2009 Fiscal Year Annual Research Report
シャペロニンの変性蛋白質「閉じ込め」と反応サイクルの1分子解析
Project/Area Number |
08J07008
|
Research Institution | Tokyo Institute of Technology |
Principal Investigator |
野島 達也 Tokyo Institute of Technology, 大学院・総合理工学研究科, 特別研究員(PD)
|
Keywords | GroEL / 分子シャペロン / シャペロニン / GroES |
Research Abstract |
GroELは変性蛋白質を結合し、ATPと補助蛋白質GroESの結合に伴い変性蛋白質をGroEL/ES複合体内部の空洞に閉じ込め、変性蛋白室のフォールディングを補助する。
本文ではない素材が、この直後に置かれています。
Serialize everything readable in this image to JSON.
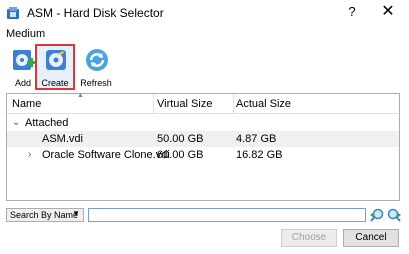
{
  "window": {
    "title": "ASM - Hard Disk Selector",
    "help_glyph": "?",
    "close_glyph": "✕",
    "app_icon": "virtualbox-icon"
  },
  "section_label": "Medium",
  "toolbar": {
    "add_label": "Add",
    "create_label": "Create",
    "refresh_label": "Refresh",
    "highlight_color": "#d9383a"
  },
  "table": {
    "columns": [
      "Name",
      "Virtual Size",
      "Actual Size"
    ],
    "group": {
      "label": "Attached",
      "expanded": true
    },
    "rows": [
      {
        "name": "ASM.vdi",
        "virtual": "50.00 GB",
        "actual": "4.87 GB",
        "selected": true
      },
      {
        "name": "Oracle Software Clone.vdi",
        "virtual": "60.00 GB",
        "actual": "16.82 GB",
        "selected": false,
        "expandable": true
      }
    ]
  },
  "search": {
    "mode": "Search By Name",
    "value": ""
  },
  "buttons": {
    "choose": "Choose",
    "cancel": "Cancel"
  }
}
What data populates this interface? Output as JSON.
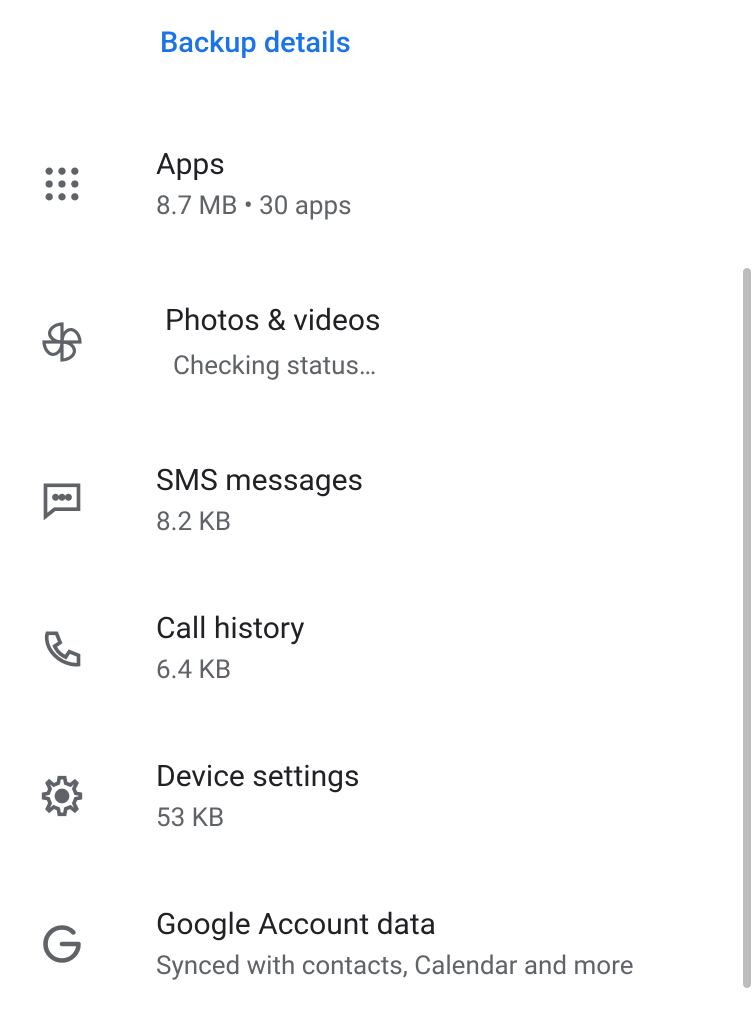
{
  "header": "Backup details",
  "items": [
    {
      "title": "Apps",
      "subtitle": "8.7 MB • 30 apps"
    },
    {
      "title": "Photos & videos",
      "subtitle": "Checking status…"
    },
    {
      "title": "SMS messages",
      "subtitle": "8.2 KB"
    },
    {
      "title": "Call history",
      "subtitle": "6.4 KB"
    },
    {
      "title": "Device settings",
      "subtitle": "53 KB"
    },
    {
      "title": "Google Account data",
      "subtitle": "Synced with contacts, Calendar and more"
    }
  ]
}
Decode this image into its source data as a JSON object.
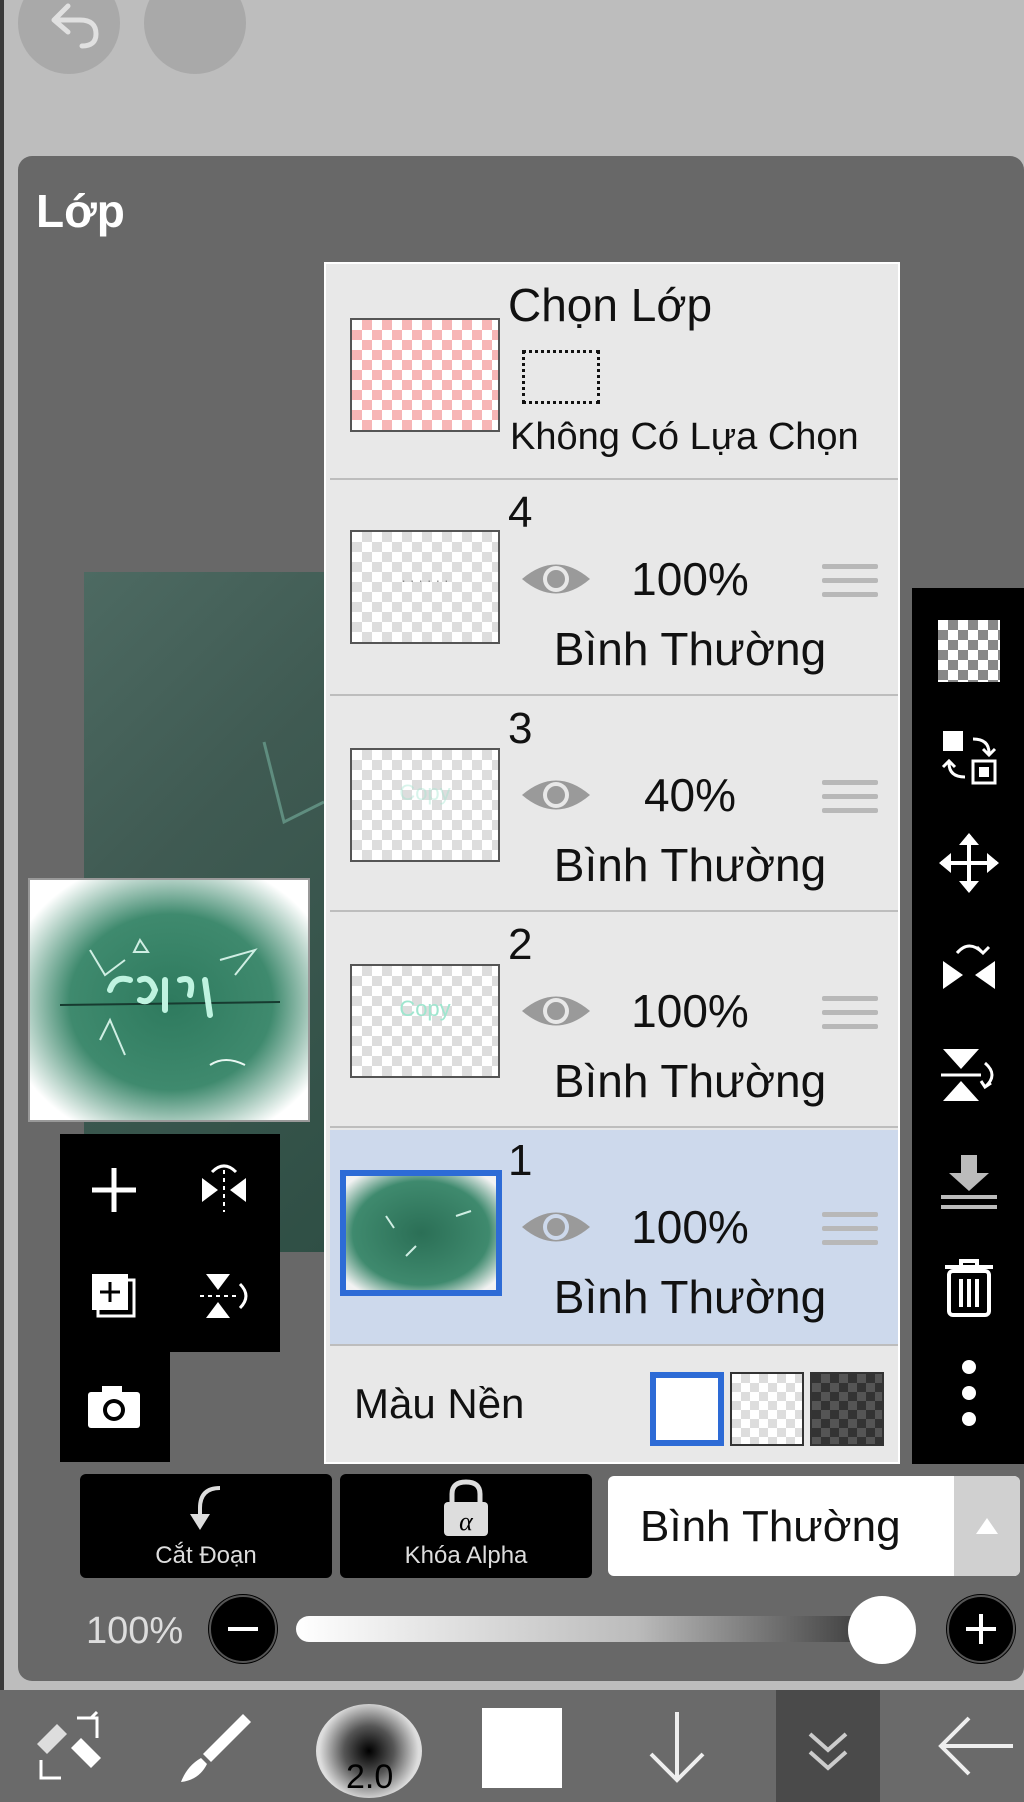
{
  "panel": {
    "title": "Lớp"
  },
  "selection_layer": {
    "title": "Chọn Lớp",
    "status": "Không Có Lựa Chọn"
  },
  "layers": [
    {
      "number": "4",
      "opacity": "100%",
      "mode": "Bình Thường",
      "selected": false
    },
    {
      "number": "3",
      "opacity": "40%",
      "mode": "Bình Thường",
      "selected": false
    },
    {
      "number": "2",
      "opacity": "100%",
      "mode": "Bình Thường",
      "selected": false
    },
    {
      "number": "1",
      "opacity": "100%",
      "mode": "Bình Thường",
      "selected": true
    }
  ],
  "background": {
    "label": "Màu Nền",
    "selected": "white"
  },
  "actions": {
    "clip_label": "Cắt Đoạn",
    "alpha_lock_label": "Khóa Alpha",
    "blend_mode": "Bình Thường"
  },
  "opacity_slider": {
    "label": "100%",
    "value": 1.0
  },
  "brush": {
    "size": "2.0"
  },
  "colors": {
    "selection_blue": "#2d6bd6",
    "selected_row": "#cdd9ec"
  }
}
SBPと呼ばれるGroELに強く結合するペプチドをGFPに融合すると、GroEL/ES複合体への閉じ込めが遅くなることをこれまでに見出した。 GroELの反応サイクルには2個の律速過程が存在し、最初の過程が変性タンパク質の閉じ込めに対応する。SBP融合GFPを用いて変性蛋白室の閉じ込め過程が遅くなった場合の、GroELの反応サイクルへの影響を一分子観察により調べることを本研究の目的とした。SBP融合GFP存在下で、GroELとGroESとの結合解離の一分観察実験を行ったが、律速過程の延長は観察されなかった。これは変性タンパク質の閉じ込めと、GroEL/ESの持つ律速過程が厳密にカップルしていないことを意味した。本研究の実験系はGroELの持つ2つのリング構造の一方にGroESが結合した「弾丸型複合体」を中心とした反応モデルをもとに組み立てられていた。本研究のさなか、両方のリングにGroESが結合した「フットボール型複合体」が反応サイクルを考える上で無視できない存在であることが他のグループから報告された。そこで、GroELの構造変化をサブユニット間ジスルフィド結合により検出する変異体を作成し、ヌクレオチド条件等との関連を検討した。結果、GroELはATP存在下では両方のリングが構造変化することが明らかとなった。そして、構造変化に続くGroESの両方のリングへの結合によって、フットボール型GroEL/ES複合体が形成されることを明らかにした。ヌクレオチド条件とGroELの構造変化の関連と、フットボール型複合体の形成条件を解明したこの結果をJournal of Biological chemistry誌に報告した。